HGF is a multifunctional cytokine with mitogenic, morphogenic, and tumor-suppressing activities, which are present on the majority of epithelial cells, including HOCs.48,49 Despite this broad spectrum of biological activities, HGF is most likely the physiological hepatotrophic factor that triggers or modulates liver regeneration. HGF induces HOC proliferation in a 2-AAF/PHx rat model,50 and PGs induce HGF expression in skin fibroblasts. In contrast, the inhibition of PG synthesis by dexamethasone reduces HGF production in these cells.51 In the present study, c-Met and COX-2 protein levels increased during liver regeneration in the rat 2-AAF/PHx model, and COX-2 expression decreased gradually following NS398 treatment in a time-dependent manner, suggesting that the effects of NS398 on HOC proliferation are mediated by a COX-2-dependent signaling pathway (data not shown). Our findings are consistent with those of a previous report, although a reduction in the number of oval cells is associated with a reduced incidence of liver cancer in mice.22 In the context of human chronic liver disease, these results are of considerable relevance, as liver regeneration is paralleled by changes in the number of hepatic progenitor cells, which can differentiate into hepatocytes and bile ductular cells.

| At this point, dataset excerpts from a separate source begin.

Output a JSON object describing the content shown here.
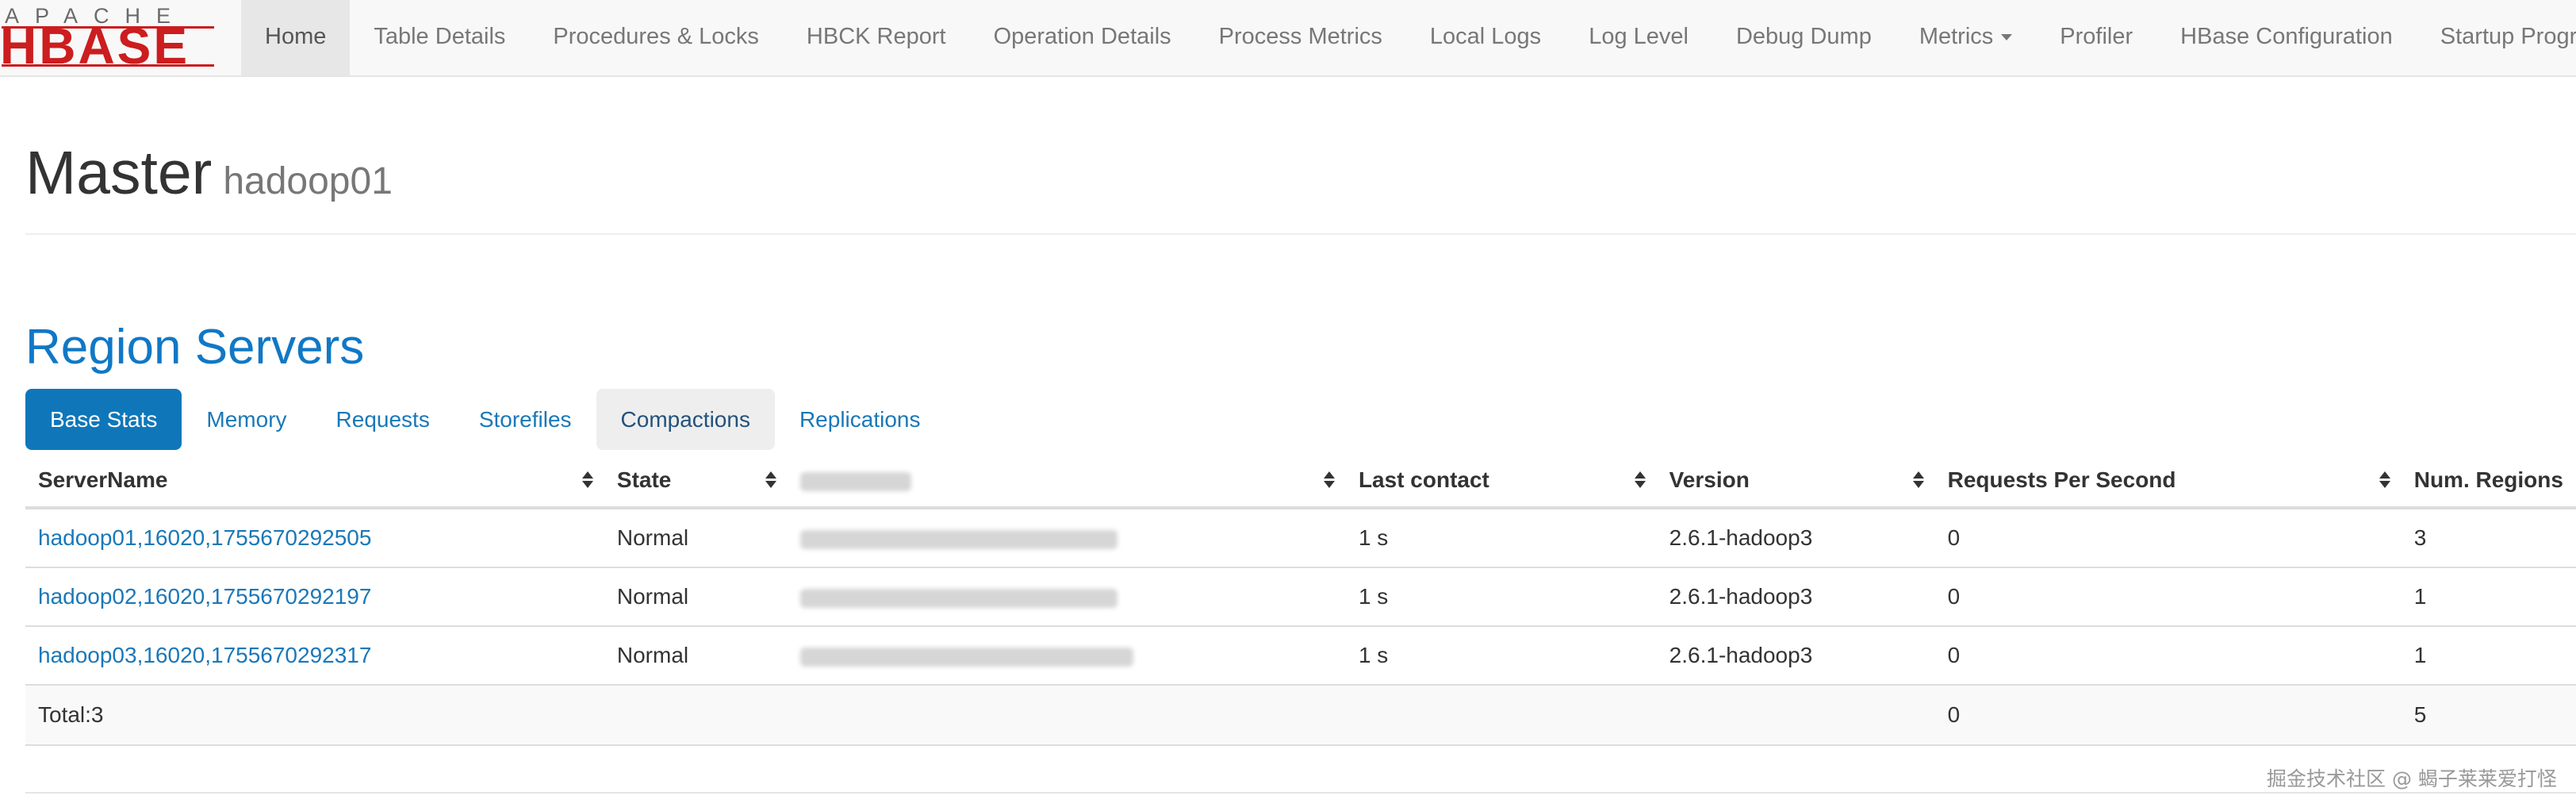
{
  "brand": {
    "top": "APACHE",
    "main": "HBASE"
  },
  "nav": {
    "items": [
      {
        "label": "Home",
        "active": true
      },
      {
        "label": "Table Details"
      },
      {
        "label": "Procedures & Locks"
      },
      {
        "label": "HBCK Report"
      },
      {
        "label": "Operation Details"
      },
      {
        "label": "Process Metrics"
      },
      {
        "label": "Local Logs"
      },
      {
        "label": "Log Level"
      },
      {
        "label": "Debug Dump"
      },
      {
        "label": "Metrics",
        "dropdown": true
      },
      {
        "label": "Profiler"
      },
      {
        "label": "HBase Configuration"
      },
      {
        "label": "Startup Progress"
      }
    ]
  },
  "header": {
    "title": "Master",
    "host": "hadoop01"
  },
  "region_servers": {
    "title": "Region Servers",
    "tabs": [
      "Base Stats",
      "Memory",
      "Requests",
      "Storefiles",
      "Compactions",
      "Replications"
    ],
    "columns": [
      "ServerName",
      "State",
      "",
      "Last contact",
      "Version",
      "Requests Per Second",
      "Num. Regions"
    ],
    "rows": [
      {
        "server": "hadoop01,16020,1755670292505",
        "state": "Normal",
        "last_contact": "1 s",
        "version": "2.6.1-hadoop3",
        "rps": "0",
        "regions": "3"
      },
      {
        "server": "hadoop02,16020,1755670292197",
        "state": "Normal",
        "last_contact": "1 s",
        "version": "2.6.1-hadoop3",
        "rps": "0",
        "regions": "1"
      },
      {
        "server": "hadoop03,16020,1755670292317",
        "state": "Normal",
        "last_contact": "1 s",
        "version": "2.6.1-hadoop3",
        "rps": "0",
        "regions": "1"
      }
    ],
    "total": {
      "label": "Total:3",
      "rps": "0",
      "regions": "5"
    }
  },
  "watermark": "掘金技术社区 @ 蝎子莱莱爱打怪",
  "colors": {
    "accent": "#0f77b9",
    "brand_red": "#cc1d1f",
    "link": "#1a78b8"
  }
}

COX-2 expression in HOCs was upregulated following exposure to an HGF-containing medium after NS398 treatment. These results suggest that HGF has a proliferative effect on HOCs, and that COX-2 mediates the effects of HGF on HOC proliferation due to binding of the growth factor to the c-Met receptor on the HOC surface. Thus, COX-2 may be used with ECM and HGF to investigate the regulation of HOC proliferation during liver regeneration.
There are some limitations to this study. First, the identification of the PGE2 receptors was preliminary; additional functional assays are needed. Second, a clear organized analysis of the signal transduction mechanisms involved in HOC proliferation, including total and phosphorylated ERK and AKT, is required.
In conclusion, we showed that COX-2 is expressed in activated HOCs, which proliferate through COX-2, extracellular FN, and AKT signaling, during liver regeneration after acute liver injury. HGF also stimulated HOC proliferation by increasing COX-2 expression. Therefore, COX-2 plays an important role in HOC proliferation after liver injury.